Here's a cute method for deriving the length equations. Imagine a person swimming in a river with current v m/s. The person himself can swim at c m/s. First, he swims a length l downstream and the same length upstream. His speed, relative to the shore as he swims downstream, is c+v and the time required to swim downstream a length l is
\frac{l}{c+ v}.
His speed, relative to the shore as he swims upstream, is c- v and the time required to swim upstream a length l is
\frac{l}{c- v}
so his total time is
\frac{l}{c+ v}+ \frac{l}{c- v}= \frac{l(c- v)+ l(c+ v)}{c^2- v^2}= \frac{2lc}{c^2- v^2}= \frac{2}{c}\frac{l}{1- \left(\frac{v}{c}\right)^2}
Now, he swims a distance l' across the river and back.

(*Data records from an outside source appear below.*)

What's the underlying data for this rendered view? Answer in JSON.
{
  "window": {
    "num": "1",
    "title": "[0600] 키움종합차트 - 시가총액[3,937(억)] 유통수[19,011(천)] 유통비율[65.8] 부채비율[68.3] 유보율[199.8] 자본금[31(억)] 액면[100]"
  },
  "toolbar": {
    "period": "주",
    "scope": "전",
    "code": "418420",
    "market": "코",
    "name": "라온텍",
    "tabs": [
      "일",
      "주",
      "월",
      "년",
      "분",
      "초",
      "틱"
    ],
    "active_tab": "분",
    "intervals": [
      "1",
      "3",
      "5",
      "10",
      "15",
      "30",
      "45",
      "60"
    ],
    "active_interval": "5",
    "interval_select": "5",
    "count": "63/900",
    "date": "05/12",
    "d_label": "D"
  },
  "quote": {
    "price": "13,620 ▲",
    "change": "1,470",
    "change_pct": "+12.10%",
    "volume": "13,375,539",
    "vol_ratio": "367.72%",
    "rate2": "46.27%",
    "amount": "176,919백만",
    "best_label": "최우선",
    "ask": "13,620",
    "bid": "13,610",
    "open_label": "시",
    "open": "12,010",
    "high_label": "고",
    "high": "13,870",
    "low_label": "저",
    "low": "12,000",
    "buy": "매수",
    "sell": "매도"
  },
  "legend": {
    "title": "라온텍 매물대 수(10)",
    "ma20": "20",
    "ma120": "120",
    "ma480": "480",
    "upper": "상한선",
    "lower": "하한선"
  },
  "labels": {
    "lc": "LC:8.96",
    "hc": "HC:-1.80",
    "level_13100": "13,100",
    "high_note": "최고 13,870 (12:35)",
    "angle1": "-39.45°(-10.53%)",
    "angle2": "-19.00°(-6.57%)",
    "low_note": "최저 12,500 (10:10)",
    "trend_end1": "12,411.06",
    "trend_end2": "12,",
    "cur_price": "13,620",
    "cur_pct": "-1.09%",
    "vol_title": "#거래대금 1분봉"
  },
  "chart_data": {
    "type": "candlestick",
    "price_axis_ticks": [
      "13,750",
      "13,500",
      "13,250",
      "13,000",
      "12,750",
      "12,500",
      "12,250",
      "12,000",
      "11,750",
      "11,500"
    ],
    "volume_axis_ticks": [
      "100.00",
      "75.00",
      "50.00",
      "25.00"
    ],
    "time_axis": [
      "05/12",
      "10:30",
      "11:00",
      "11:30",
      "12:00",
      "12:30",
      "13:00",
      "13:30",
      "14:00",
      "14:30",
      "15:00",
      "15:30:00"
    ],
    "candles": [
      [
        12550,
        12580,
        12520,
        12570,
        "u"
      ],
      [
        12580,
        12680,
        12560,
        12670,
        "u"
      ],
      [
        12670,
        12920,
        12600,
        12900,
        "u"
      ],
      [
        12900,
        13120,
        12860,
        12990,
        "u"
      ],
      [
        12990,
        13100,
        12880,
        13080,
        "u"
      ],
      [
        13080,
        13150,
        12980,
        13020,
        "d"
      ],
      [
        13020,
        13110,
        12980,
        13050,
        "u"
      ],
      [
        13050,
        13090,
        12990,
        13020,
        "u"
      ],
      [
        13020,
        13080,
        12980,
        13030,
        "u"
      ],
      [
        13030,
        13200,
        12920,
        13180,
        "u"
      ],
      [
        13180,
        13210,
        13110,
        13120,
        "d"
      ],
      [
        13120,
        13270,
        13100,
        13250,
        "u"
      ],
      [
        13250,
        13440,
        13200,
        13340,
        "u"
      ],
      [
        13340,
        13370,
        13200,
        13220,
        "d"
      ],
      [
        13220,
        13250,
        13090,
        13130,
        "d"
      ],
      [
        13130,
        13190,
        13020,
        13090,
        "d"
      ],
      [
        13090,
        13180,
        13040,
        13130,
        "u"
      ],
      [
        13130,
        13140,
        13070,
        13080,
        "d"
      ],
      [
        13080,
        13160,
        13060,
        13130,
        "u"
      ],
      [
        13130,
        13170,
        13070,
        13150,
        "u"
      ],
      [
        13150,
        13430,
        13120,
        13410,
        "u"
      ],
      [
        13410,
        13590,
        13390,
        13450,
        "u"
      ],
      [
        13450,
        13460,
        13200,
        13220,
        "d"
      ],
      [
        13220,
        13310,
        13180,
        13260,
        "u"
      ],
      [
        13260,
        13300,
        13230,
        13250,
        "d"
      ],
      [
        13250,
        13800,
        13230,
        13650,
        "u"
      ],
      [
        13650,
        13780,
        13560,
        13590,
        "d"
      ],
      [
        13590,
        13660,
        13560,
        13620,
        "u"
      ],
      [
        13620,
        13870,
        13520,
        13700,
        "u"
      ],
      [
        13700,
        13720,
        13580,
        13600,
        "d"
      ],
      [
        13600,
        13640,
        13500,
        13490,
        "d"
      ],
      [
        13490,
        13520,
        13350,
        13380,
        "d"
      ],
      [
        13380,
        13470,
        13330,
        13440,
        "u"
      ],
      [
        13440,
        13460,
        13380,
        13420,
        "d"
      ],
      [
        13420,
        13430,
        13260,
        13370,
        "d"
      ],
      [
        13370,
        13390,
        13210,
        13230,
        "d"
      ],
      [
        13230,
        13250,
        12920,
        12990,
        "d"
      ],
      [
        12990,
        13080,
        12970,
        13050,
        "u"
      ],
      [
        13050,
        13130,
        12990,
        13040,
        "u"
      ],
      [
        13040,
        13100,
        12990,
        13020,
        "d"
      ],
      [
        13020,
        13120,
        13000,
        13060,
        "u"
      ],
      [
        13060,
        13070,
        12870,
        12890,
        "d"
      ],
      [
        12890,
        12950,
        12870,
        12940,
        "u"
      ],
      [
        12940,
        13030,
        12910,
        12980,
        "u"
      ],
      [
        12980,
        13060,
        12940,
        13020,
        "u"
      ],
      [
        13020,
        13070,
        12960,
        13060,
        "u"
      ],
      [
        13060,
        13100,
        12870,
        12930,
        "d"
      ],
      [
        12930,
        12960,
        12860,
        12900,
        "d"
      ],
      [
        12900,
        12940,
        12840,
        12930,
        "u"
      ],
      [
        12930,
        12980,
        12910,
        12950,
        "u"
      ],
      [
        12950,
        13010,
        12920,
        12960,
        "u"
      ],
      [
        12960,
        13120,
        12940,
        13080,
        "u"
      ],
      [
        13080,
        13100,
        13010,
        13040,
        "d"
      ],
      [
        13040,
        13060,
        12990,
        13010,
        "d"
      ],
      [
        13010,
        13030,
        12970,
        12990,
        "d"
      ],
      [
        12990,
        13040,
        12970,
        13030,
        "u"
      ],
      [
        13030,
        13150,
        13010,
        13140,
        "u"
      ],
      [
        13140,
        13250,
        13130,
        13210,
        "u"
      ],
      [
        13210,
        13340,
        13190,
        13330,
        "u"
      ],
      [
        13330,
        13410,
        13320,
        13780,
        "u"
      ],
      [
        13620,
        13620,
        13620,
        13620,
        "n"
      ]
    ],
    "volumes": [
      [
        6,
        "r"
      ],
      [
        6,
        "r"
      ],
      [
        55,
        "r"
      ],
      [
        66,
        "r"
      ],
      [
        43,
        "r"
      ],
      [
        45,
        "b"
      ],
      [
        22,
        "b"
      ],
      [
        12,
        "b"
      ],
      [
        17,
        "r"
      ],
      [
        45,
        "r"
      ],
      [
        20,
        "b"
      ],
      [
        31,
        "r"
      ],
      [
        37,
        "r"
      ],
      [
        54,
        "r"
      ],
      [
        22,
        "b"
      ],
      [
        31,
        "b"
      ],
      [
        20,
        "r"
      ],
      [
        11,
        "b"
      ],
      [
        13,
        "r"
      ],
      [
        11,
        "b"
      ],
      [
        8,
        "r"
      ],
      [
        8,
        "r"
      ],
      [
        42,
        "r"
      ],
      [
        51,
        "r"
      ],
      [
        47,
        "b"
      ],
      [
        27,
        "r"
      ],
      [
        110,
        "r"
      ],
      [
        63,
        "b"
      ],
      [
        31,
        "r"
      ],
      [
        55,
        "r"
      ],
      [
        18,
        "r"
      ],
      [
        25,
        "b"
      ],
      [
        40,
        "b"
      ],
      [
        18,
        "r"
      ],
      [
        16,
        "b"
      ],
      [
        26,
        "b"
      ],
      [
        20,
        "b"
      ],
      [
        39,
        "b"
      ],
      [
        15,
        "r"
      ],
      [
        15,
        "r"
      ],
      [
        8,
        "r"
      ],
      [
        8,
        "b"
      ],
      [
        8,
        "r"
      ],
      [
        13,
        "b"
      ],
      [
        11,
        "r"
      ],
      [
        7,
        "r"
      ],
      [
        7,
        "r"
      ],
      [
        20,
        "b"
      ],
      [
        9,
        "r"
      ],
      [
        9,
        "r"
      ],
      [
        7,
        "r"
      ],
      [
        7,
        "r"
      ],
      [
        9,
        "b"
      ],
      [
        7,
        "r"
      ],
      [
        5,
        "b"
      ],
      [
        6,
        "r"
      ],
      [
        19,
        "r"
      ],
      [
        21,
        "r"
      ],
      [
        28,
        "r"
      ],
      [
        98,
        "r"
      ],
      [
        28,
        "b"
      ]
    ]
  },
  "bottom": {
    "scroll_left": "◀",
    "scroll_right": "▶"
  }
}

Of course, to do that, he must angle slightly upstream so that the vector addition of his speed and the river's will keep him moving across the river. If he take time t, then our vector diagram is a right triangle with hypotenuse of length ct, one leg of length cv, and the other of length l'. By the Pythagorean theorem, (ct)^2= (vt)^2+ l'^2. Then (c^2- v^2)t= l'^2 so that
t^2= \frac{l'^2}{c^2- v^2}
and
t= \frac{l'}{\sqrt{c^2- v^2}}= \frac{1}{c}\frac{l'}{\sqrt{1- \left(\frac{v}{c}\right)^2}}
That is one way across. Coming back will take exactly the same time and so the total time will be
\frac{2}{c}\frac{l'}{\sqrt{1- \left(\frac{v}{c}\right)^2}}.
Now, suppose these two swims take exactly the same time. That is,
\frac{2}{c}\frac{l}{1- \left(\frac{v}{c}\right)^2}= \frac{2}{c}\frac{l'}{\sqrt{1- \left(\frac{v}{c}\right)^2}}
Then we must have
l= l'\sqrt{1- \left(\frac{v}{c}\right)^2}
and
l'= \frac{l}{\sqrt{1- \left(\frac{v}{c}\right)^2}}.
Now, do you see how that relates to the Michaelson-Moreley experiment and length contraction?